In [1]:
%matplotlib inline
import matplotlib.pyplot as plt

from sklearn import svm

import numpy as np
import pandas as pd
import seaborn as sns
import scipy.io as sio

# Gaussian Kernel Function, or Radial Boundry Function

In [2]:
def gaussian_kernel(x1, x2, sigma):
    return np.exp(- np.power(x1 - x2, 2).sum() / (2 * (sigma ** 2)))

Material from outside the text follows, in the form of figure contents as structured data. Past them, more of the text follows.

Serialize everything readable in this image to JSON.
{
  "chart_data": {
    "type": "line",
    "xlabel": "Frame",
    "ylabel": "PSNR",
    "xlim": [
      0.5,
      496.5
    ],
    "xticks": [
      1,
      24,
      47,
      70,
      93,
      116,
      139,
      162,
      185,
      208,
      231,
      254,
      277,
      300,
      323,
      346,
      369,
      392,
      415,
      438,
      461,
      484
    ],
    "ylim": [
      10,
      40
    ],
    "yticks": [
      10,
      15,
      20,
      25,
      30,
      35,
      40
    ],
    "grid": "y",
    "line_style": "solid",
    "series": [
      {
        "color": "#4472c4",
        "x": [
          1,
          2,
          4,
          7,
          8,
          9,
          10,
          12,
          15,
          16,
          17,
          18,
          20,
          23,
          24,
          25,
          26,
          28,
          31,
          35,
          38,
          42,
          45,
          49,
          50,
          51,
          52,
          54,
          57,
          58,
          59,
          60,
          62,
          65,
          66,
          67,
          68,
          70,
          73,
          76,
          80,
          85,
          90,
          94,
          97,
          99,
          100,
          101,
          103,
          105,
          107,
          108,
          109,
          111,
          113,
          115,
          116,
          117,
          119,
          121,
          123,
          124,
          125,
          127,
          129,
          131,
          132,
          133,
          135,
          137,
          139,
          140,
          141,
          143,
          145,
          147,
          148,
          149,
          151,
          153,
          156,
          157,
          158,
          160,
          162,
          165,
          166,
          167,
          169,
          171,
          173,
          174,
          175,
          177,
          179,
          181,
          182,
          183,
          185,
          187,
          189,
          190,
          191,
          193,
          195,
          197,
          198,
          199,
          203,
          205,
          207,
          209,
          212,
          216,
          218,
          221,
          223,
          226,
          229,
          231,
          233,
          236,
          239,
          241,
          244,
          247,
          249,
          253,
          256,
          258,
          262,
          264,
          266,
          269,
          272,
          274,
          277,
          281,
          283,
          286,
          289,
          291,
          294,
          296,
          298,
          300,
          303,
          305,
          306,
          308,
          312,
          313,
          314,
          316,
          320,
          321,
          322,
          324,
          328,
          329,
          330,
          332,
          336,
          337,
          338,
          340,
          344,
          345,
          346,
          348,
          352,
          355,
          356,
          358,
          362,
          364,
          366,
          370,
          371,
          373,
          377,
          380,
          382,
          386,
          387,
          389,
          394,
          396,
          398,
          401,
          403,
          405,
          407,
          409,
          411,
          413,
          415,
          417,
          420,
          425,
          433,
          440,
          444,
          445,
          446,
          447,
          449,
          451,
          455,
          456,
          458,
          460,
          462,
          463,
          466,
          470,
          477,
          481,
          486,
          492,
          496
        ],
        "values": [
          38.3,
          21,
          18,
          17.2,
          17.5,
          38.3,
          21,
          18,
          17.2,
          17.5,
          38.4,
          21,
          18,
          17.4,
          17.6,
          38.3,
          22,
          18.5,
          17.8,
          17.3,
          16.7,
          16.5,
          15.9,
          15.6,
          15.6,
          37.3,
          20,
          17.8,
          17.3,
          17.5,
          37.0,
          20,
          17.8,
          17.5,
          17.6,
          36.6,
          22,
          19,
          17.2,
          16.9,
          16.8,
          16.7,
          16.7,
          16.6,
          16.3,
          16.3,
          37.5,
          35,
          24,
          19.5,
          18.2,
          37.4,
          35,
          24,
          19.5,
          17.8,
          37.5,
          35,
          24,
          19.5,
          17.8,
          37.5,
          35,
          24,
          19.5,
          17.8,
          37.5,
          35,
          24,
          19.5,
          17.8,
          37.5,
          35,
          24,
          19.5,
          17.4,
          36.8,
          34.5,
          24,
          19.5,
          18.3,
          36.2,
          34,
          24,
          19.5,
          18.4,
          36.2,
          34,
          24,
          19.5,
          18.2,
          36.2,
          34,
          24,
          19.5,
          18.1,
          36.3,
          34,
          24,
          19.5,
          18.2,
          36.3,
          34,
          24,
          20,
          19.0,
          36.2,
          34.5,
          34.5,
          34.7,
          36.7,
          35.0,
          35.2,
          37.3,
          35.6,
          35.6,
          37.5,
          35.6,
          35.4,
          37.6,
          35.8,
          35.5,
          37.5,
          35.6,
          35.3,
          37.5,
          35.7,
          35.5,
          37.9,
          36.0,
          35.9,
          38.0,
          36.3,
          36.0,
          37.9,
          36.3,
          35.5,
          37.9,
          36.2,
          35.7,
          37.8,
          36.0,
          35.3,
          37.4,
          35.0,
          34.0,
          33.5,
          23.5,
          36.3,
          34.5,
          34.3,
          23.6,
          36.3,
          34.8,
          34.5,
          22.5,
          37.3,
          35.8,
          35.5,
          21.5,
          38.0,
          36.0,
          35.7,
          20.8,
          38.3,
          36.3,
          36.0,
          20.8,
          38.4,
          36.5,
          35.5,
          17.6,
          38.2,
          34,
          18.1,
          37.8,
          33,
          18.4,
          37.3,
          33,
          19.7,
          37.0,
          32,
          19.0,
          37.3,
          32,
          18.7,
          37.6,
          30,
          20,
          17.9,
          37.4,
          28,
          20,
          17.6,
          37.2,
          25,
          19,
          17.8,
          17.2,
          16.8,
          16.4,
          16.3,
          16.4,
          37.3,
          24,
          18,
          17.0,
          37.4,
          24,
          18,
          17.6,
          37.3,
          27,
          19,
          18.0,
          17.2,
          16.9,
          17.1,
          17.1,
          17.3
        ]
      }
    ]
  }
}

Calculate a sample kernel value with the above RBF, when $sigma = 2$: 

In [3]:
x1 = np.array([1, 2, 1])
x2 = np.array([0, 4, -1])
sigma = 2

gaussian_kernel(x1, x2, sigma)

0.32465246735834974

# Load Dataset 2

In [4]:
mat = sio.loadmat('')
print(mat.keys())
data = pd.DataFrame(mat.get('X'), columns=['X1', 'X2'])
data['y'] = mat.get('y')

data.head(5)

FileNotFoundError: [Errno 2] No such file or directory: '.mat'

Print dataframe dimensions (should be 863x3 matrix):

In [None]:
data.shape

#  Visualizing Dataset 2

In [None]:
sns.set(context="notebook", style="white", palette=sns.diverging_palette(240, 10, n=2))
sns.lmplot('X1', 'X2', hue='y', data=data, 
           size=5, 
           fit_reg=False, 
           scatter_kws={"s": 20}
          )

As we can see, we must find a non-linear decision boundrary.

In [None]:
fig, ax = plt.subplots(figsize=(6,6))
ax.scatter(data['X1'], data['X2'], s=50, c=data['y'], marker = '+')
ax.set_title('Raw data')
ax.set_xlabel('X1')
ax.set_ylabel('X2')

# scikit-learn Gaussian Kernel

## Set up the kernel: 

In [None]:
svc = svm.SVC(C=100, kernel='rbf', gamma=10, probability=True)
svc

Score for fitting data with Gaussian Kernel is:

In [None]:
svc.fit(data[['X1', 'X2']], data['y'])
svc.score(data[['X1', 'X2']], data['y'])

## SVM decision boundry visualization using `predict_proba` from `svm.SVC` library. 

In [None]:
prediction_prob = svc.predict_proba(data[['X1', 'X2']])[:, 0]

In [None]:
fig, ax = plt.subplots(figsize=(8,6))
ax.scatter(data['X1'], data['X2'], s=60, c=prediction_prob, cmap='Reds')
ax.set_title('Fitting correctness probability')
ax.set_xlabel('X1')
ax.set_ylabel('X2')